Yesterday’s Times carried a sad notice: renowned bassist Niels-Henning Oersted Pedersen has died at age 58 in Denmark. I in no way intend this space to be devoted strictly to remembrances of deceased bass players, but Niels deserves a mention. He was one of the great ones, and played, in his long career, with the best of the best.
I only did one project with him; it was the Bireli Lagrene album “Standards”, also featuring the drummer Andre Ceccarelli, recorded at Studio Davout in Paris back in 1992. I knew of Niels by reputation, of course, and was very happy finally to have a chance to record him. He was a big bear of a man, gruff but amiable, and as soon as we had been introduced at the beginning of the project he began to explain to me how he wanted me to record his instrument.

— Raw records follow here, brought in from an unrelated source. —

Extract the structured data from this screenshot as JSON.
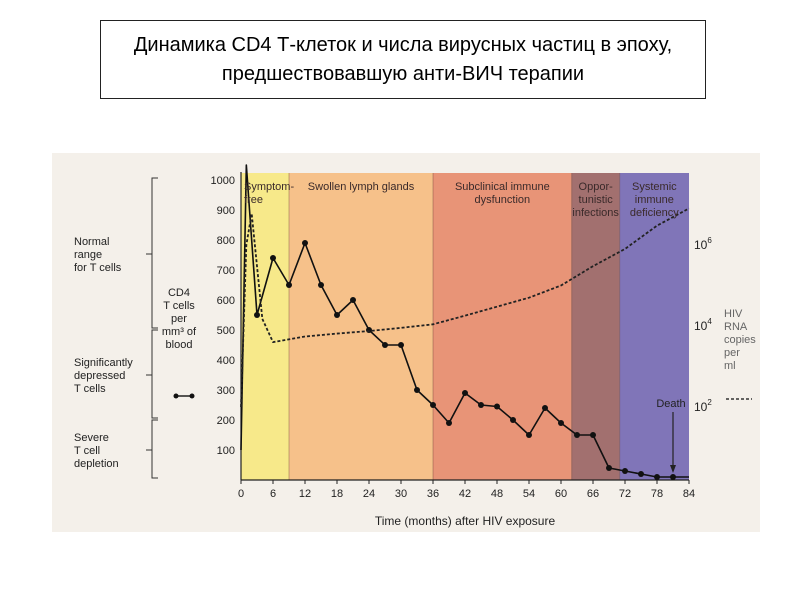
{
  "slide": {
    "title": "Динамика  CD4  Т-клеток и числа  вирусных  частиц в эпоху,  предшествовавшую  анти-ВИЧ терапии"
  },
  "chart_data": {
    "type": "line",
    "xlabel": "Time (months) after HIV exposure",
    "x_ticks": [
      0,
      6,
      12,
      18,
      24,
      30,
      36,
      42,
      48,
      54,
      60,
      66,
      72,
      78,
      84
    ],
    "xlim": [
      0,
      84
    ],
    "y_ticks": [
      100,
      200,
      300,
      400,
      500,
      600,
      700,
      800,
      900,
      1000
    ],
    "ylim": [
      0,
      1000
    ],
    "ylabel_lines": [
      "CD4",
      "T cells",
      "per",
      "mm³ of",
      "blood"
    ],
    "right_axis": {
      "ticks": [
        {
          "label": "10⁶",
          "base": "10",
          "exp": "6",
          "value": 1000000
        },
        {
          "label": "10⁴",
          "base": "10",
          "exp": "4",
          "value": 10000
        },
        {
          "label": "10²",
          "base": "10",
          "exp": "2",
          "value": 100
        }
      ],
      "label_lines": [
        "HIV",
        "RNA",
        "copies",
        "per",
        "ml"
      ]
    },
    "phases": [
      {
        "name_lines": [
          "Symptom-",
          "free"
        ],
        "start": 0,
        "end": 9,
        "color": "#f7e98a"
      },
      {
        "name_lines": [
          "Swollen lymph glands"
        ],
        "start": 9,
        "end": 36,
        "color": "#f6c18a"
      },
      {
        "name_lines": [
          "Subclinical immune",
          "dysfunction"
        ],
        "start": 36,
        "end": 62,
        "color": "#e89477"
      },
      {
        "name_lines": [
          "Oppor-",
          "tunistic",
          "infections"
        ],
        "start": 62,
        "end": 71,
        "color": "#a2706f"
      },
      {
        "name_lines": [
          "Systemic",
          "immune",
          "deficiency"
        ],
        "start": 71,
        "end": 84,
        "color": "#8075b8"
      }
    ],
    "series": [
      {
        "kind": "cd4",
        "x": [
          0,
          1,
          3,
          6,
          9,
          12,
          15,
          18,
          21,
          24,
          27,
          30,
          33,
          36,
          39,
          42,
          45,
          48,
          51,
          54,
          57,
          60,
          63,
          66,
          69,
          72,
          75,
          78,
          81,
          84
        ],
        "y": [
          100,
          1050,
          550,
          740,
          650,
          790,
          650,
          550,
          600,
          500,
          450,
          450,
          300,
          250,
          190,
          290,
          250,
          245,
          200,
          150,
          240,
          190,
          150,
          150,
          40,
          30,
          20,
          10,
          10,
          10
        ],
        "marker_x": [
          3,
          6,
          9,
          12,
          15,
          18,
          21,
          24,
          27,
          30,
          33,
          36,
          39,
          42,
          45,
          48,
          51,
          54,
          57,
          60,
          63,
          66,
          69,
          72,
          75,
          78,
          81
        ]
      },
      {
        "kind": "hiv_rna",
        "x": [
          0,
          1,
          2,
          4,
          6,
          12,
          18,
          24,
          30,
          36,
          42,
          48,
          54,
          60,
          66,
          72,
          78,
          84
        ],
        "y": [
          100,
          1000000,
          6000000,
          15000,
          4000,
          5500,
          6500,
          7500,
          9000,
          11000,
          18000,
          30000,
          50000,
          100000,
          300000,
          800000,
          3000000,
          8000000
        ]
      }
    ],
    "ranges": [
      {
        "label_lines": [
          "Normal",
          "range",
          "for T cells"
        ],
        "from": 500,
        "to": 1000
      },
      {
        "label_lines": [
          "Significantly",
          "depressed",
          "T cells"
        ],
        "from": 200,
        "to": 500
      },
      {
        "label_lines": [
          "Severe",
          "T cell",
          "depletion"
        ],
        "from": 0,
        "to": 200
      }
    ],
    "annotations": [
      {
        "text": "Death",
        "x": 81
      }
    ]
  }
}
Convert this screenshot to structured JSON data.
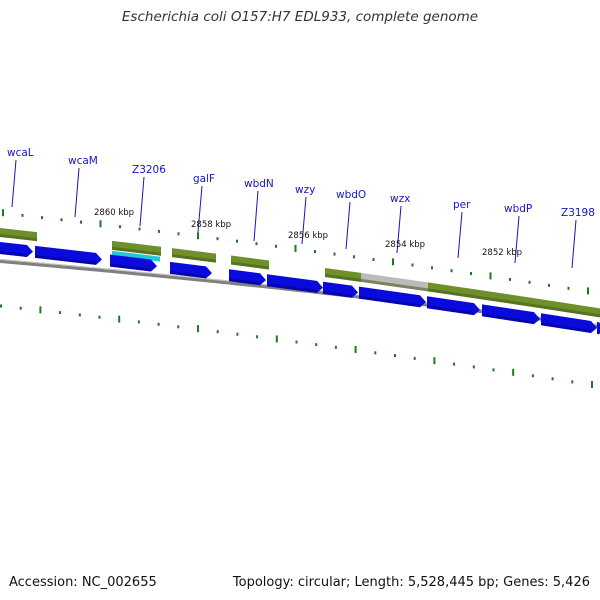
{
  "title": "Escherichia coli O157:H7 EDL933, complete genome",
  "footer": {
    "accession": "Accession: NC_002655",
    "summary": "Topology: circular; Length: 5,528,445 bp; Genes: 5,426"
  },
  "colors": {
    "gene_label": "#1414c8",
    "cds_arrow": "#0a0adc",
    "feature_olive": "#6f8f2a",
    "feature_cyan": "#22c8d8",
    "feature_gray": "#bbbbbb",
    "backbone": "#808080",
    "tick": "#1f7a1f"
  },
  "gene_labels": [
    "wcaL",
    "wcaM",
    "Z3206",
    "galF",
    "wbdN",
    "wzy",
    "wbdO",
    "wzx",
    "per",
    "wbdP",
    "Z3198"
  ],
  "kbp_labels": [
    "2860 kbp",
    "2858 kbp",
    "2856 kbp",
    "2854 kbp",
    "2852 kbp"
  ]
}
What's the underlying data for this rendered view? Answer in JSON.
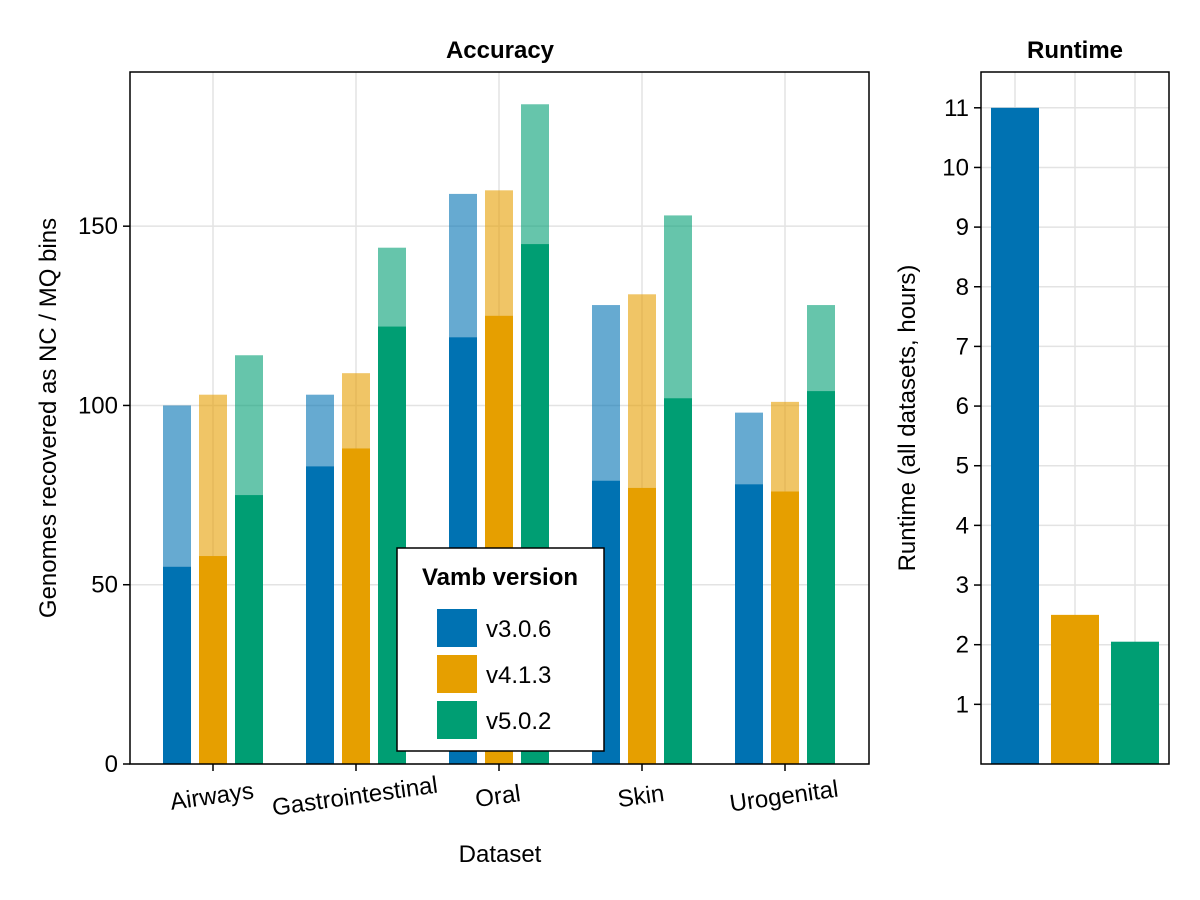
{
  "chart_data": [
    {
      "type": "bar",
      "title": "Accuracy",
      "xlabel": "Dataset",
      "ylabel": "Genomes recovered as NC / MQ bins",
      "categories": [
        "Airways",
        "Gastrointestinal",
        "Oral",
        "Skin",
        "Urogenital"
      ],
      "ylim": [
        0,
        193
      ],
      "yticks": [
        0,
        50,
        100,
        150
      ],
      "grid": true,
      "stacked_layers": [
        "NC",
        "MQ"
      ],
      "series": [
        {
          "name": "v3.0.6",
          "color": "#0072b2",
          "nc": [
            55,
            83,
            119,
            79,
            78
          ],
          "mq_total": [
            100,
            103,
            159,
            128,
            98
          ]
        },
        {
          "name": "v4.1.3",
          "color": "#e69f00",
          "nc": [
            58,
            88,
            125,
            77,
            76
          ],
          "mq_total": [
            103,
            109,
            160,
            131,
            101
          ]
        },
        {
          "name": "v5.0.2",
          "color": "#009e73",
          "nc": [
            75,
            122,
            145,
            102,
            104
          ],
          "mq_total": [
            114,
            144,
            184,
            153,
            128
          ]
        }
      ],
      "legend": {
        "title": "Vamb version",
        "placement": "bottom-center",
        "entries": [
          "v3.0.6",
          "v4.1.3",
          "v5.0.2"
        ]
      }
    },
    {
      "type": "bar",
      "title": "Runtime",
      "xlabel": "",
      "ylabel": "Runtime (all datasets, hours)",
      "ylim": [
        0,
        11.6
      ],
      "yticks": [
        1,
        2,
        3,
        4,
        5,
        6,
        7,
        8,
        9,
        10,
        11
      ],
      "grid": true,
      "series": [
        {
          "name": "v3.0.6",
          "color": "#0072b2",
          "value": 11.0
        },
        {
          "name": "v4.1.3",
          "color": "#e69f00",
          "value": 2.5
        },
        {
          "name": "v5.0.2",
          "color": "#009e73",
          "value": 2.05
        }
      ]
    }
  ]
}
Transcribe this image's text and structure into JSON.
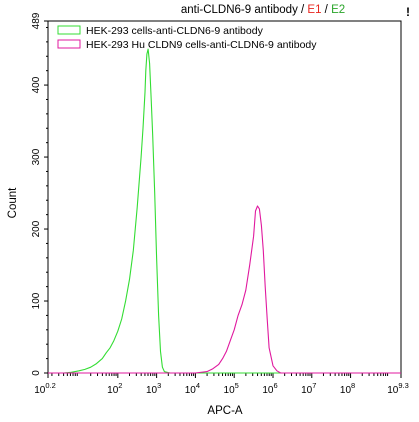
{
  "chart_data": {
    "type": "line",
    "title_parts": [
      {
        "text": "anti-CLDN6-9 antibody / ",
        "color": "#000000"
      },
      {
        "text": "E1",
        "color": "#e8271f"
      },
      {
        "text": " / ",
        "color": "#000000"
      },
      {
        "text": "E2",
        "color": "#2aa52a"
      }
    ],
    "xlabel": "APC-A",
    "ylabel": "Count",
    "x_scale": "log10",
    "xlim": [
      0.2,
      9.3
    ],
    "ylim": [
      0,
      489
    ],
    "y_ticks": [
      0,
      100,
      200,
      300,
      400,
      489
    ],
    "x_ticks": [
      {
        "pos": 0.2,
        "base": "10",
        "exp": "0.2"
      },
      {
        "pos": 2,
        "base": "10",
        "exp": "2"
      },
      {
        "pos": 3,
        "base": "10",
        "exp": "3"
      },
      {
        "pos": 4,
        "base": "10",
        "exp": "4"
      },
      {
        "pos": 5,
        "base": "10",
        "exp": "5"
      },
      {
        "pos": 6,
        "base": "10",
        "exp": "6"
      },
      {
        "pos": 7,
        "base": "10",
        "exp": "7"
      },
      {
        "pos": 8,
        "base": "10",
        "exp": "8"
      },
      {
        "pos": 9.3,
        "base": "10",
        "exp": "9.3"
      }
    ],
    "legend_position": "top-left",
    "series": [
      {
        "name": "HEK-293 cells-anti-CLDN6-9 antibody",
        "color": "#33dd33",
        "points": [
          [
            0.2,
            0
          ],
          [
            0.6,
            0
          ],
          [
            0.8,
            1
          ],
          [
            1.0,
            3
          ],
          [
            1.15,
            5
          ],
          [
            1.3,
            8
          ],
          [
            1.45,
            13
          ],
          [
            1.6,
            20
          ],
          [
            1.7,
            28
          ],
          [
            1.8,
            35
          ],
          [
            1.9,
            45
          ],
          [
            2.0,
            58
          ],
          [
            2.1,
            75
          ],
          [
            2.2,
            100
          ],
          [
            2.3,
            130
          ],
          [
            2.4,
            170
          ],
          [
            2.5,
            230
          ],
          [
            2.6,
            300
          ],
          [
            2.65,
            340
          ],
          [
            2.7,
            390
          ],
          [
            2.72,
            420
          ],
          [
            2.75,
            443
          ],
          [
            2.78,
            450
          ],
          [
            2.82,
            430
          ],
          [
            2.86,
            380
          ],
          [
            2.9,
            330
          ],
          [
            2.95,
            250
          ],
          [
            3.0,
            160
          ],
          [
            3.05,
            80
          ],
          [
            3.1,
            30
          ],
          [
            3.15,
            8
          ],
          [
            3.2,
            2
          ],
          [
            3.35,
            0
          ],
          [
            9.3,
            0
          ]
        ]
      },
      {
        "name": "HEK-293 Hu CLDN9 cells-anti-CLDN6-9 antibody",
        "color": "#e0199f",
        "points": [
          [
            0.2,
            0
          ],
          [
            4.0,
            0
          ],
          [
            4.3,
            2
          ],
          [
            4.45,
            6
          ],
          [
            4.6,
            12
          ],
          [
            4.7,
            20
          ],
          [
            4.8,
            30
          ],
          [
            4.9,
            45
          ],
          [
            5.0,
            60
          ],
          [
            5.1,
            80
          ],
          [
            5.2,
            95
          ],
          [
            5.3,
            115
          ],
          [
            5.4,
            150
          ],
          [
            5.5,
            190
          ],
          [
            5.55,
            225
          ],
          [
            5.6,
            232
          ],
          [
            5.65,
            228
          ],
          [
            5.7,
            205
          ],
          [
            5.75,
            170
          ],
          [
            5.8,
            120
          ],
          [
            5.85,
            75
          ],
          [
            5.9,
            35
          ],
          [
            6.0,
            10
          ],
          [
            6.1,
            3
          ],
          [
            6.2,
            0
          ],
          [
            9.3,
            0
          ]
        ]
      }
    ]
  }
}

I should explain that this has always been a pet peeve of mine. Microphone selection and placement are the most important parts of a recording engineer’s craft, and to have my clients tell me what to do as regards these crucial choices has always seemed to me to be the equivalent of ordering dinner at a restaurant and telling the chef which saucepans to use. Niels had got no farther than “Let me tell you how I want you to record the bass…” when I cut in with “Well, I have a method I generally like to use, and bassists always seem very happy with the results.” He then said “Well I always like to have it done a particular way,” and by this point we were both starting to bristle a bit. So in an effort to be diplomatic I asked him to tell me about his preferred method, and to my happy surprise he described exactly the technique I always use: two Neumann u67s, symmetrically placed on either side of the fingerboard, just above the soundholes.
At that point we realized that what we had before us was a textbook example of great minds thinking alike, and from then on we got along like two coats of paint. We went out at the end of the first day’s recording to have a few beers together, and enjoyed one another’s company enough to do so every evening for the rest of the project. He was an intelligent, opinionated and very articulate man (all Danes seem to speak English with a fluency and grace that would put most Americans to shame), was rightly proud of his homeland and its culture, and was a mighty good man to stand at a bar with at a long day’s end.
He was also, of course, one of the great masters of his instrument.
I very much enjoyed our brief acquaintance, and I am awfully sorry to hear that he is with us no more. I consider myself very fortunate to have had the opportunity to work with him.